When I was in high school, I had given a lot of thought to serving in the armed forces, and the branch that really got my curiosity was the Navy. I think the Navy is the neatest branch that exists – mainly because of the variety of vessels they serve on. I dreamed of someday serving on an aircraft carrier. That was ever since the days of watching the movie The Final Countdown, which featured the USS Nimitz. Aircraft carriers are basically (as I found on a poster) 90,000 tons of democracy, and how cool is that!
I took the ASVAB test when I was in high school, and scored a 91, which really tickled my recruiter pink. He said I could basically sign up for any job I wanted, so the top paying job at the time was a Tactical Nuclear Engineer – a 6-year enlistment with a re-sign up bonus of $300,000 – this was in 1984, mind you. I also remember, as I was thinking about it, going to an arcade one day, and as I was playing pinball (yes, they still had them in those days), a couple of fine Marines came up to my machine and asked if I had thought about signing up for the military. I told them “Yes sir, I have.”, and they then asked “Do you know what branch you’re signing up for?”. I said “Yes sir, I have.”. They were a bit deflated when I informed them of my intention of joining the Navy. Oh, don’t get me wrong. I have a HUGE respect for the Marine Corps – they are a kick-butt bunch of men & women, but the Navy just seemed more my interest, so that’s what I went for.
After I graduated high school, I signed up at the recruiter’s office, and got my orders to get on the bus to take the five-hour ride to Butte, MT to take the physical. I was stoked! I was going to be part of the American dream – to serve our country in a branch that I really liked. I got to Butte, and was put up in a nice hotel room for the night. The next morning, I got up, had breakfast, and then went for my physical. I made it all the way through the testing, and then got to the vision part – I was told I had Alternating Exotropia, and was therefore disqualified from serving in the Navy. I was then told thanks for being interested, and then took the five-hour bus ride back to Billings.
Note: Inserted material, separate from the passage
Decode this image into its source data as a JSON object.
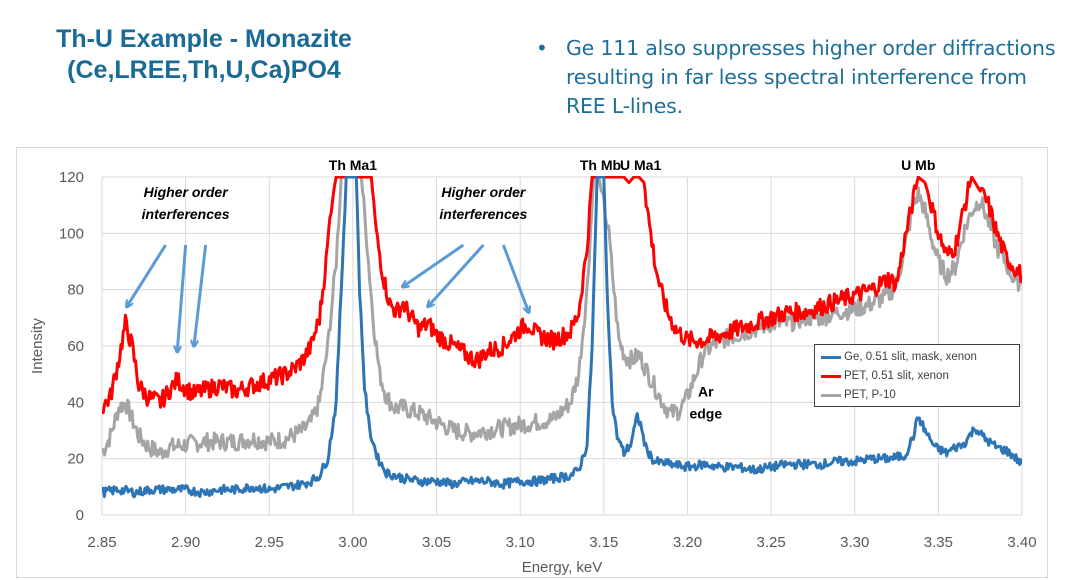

Needless to say, I was deflated. Here my dream was – shattered before my very eyes. To elaborate, Alternating Exotropia is almost the reverse of cross-eyed. Your eyes see fine, but where most people’s vision comes together in a single picture and you can see true 3D – well, that doesn’t work for me. Magic Eye puzzles are a bad idea for a gift, and I don’t enjoy 3D movies as much as other people do (although when I went to see Tron Legacy, that’s is all they were showing it in). I still enjoyed the movie, but didn’t get the immersive effect I had paid for.
Now, I don’t really blame the government for giving me the 4F – they were just making sure that the people they took in could do everything they were asked to. I was willing to, but I guess my vision didn’t align with theirs – no pun intended. I still have a lot of respect for the Navy and all they do. I just wished I could have been a part of it.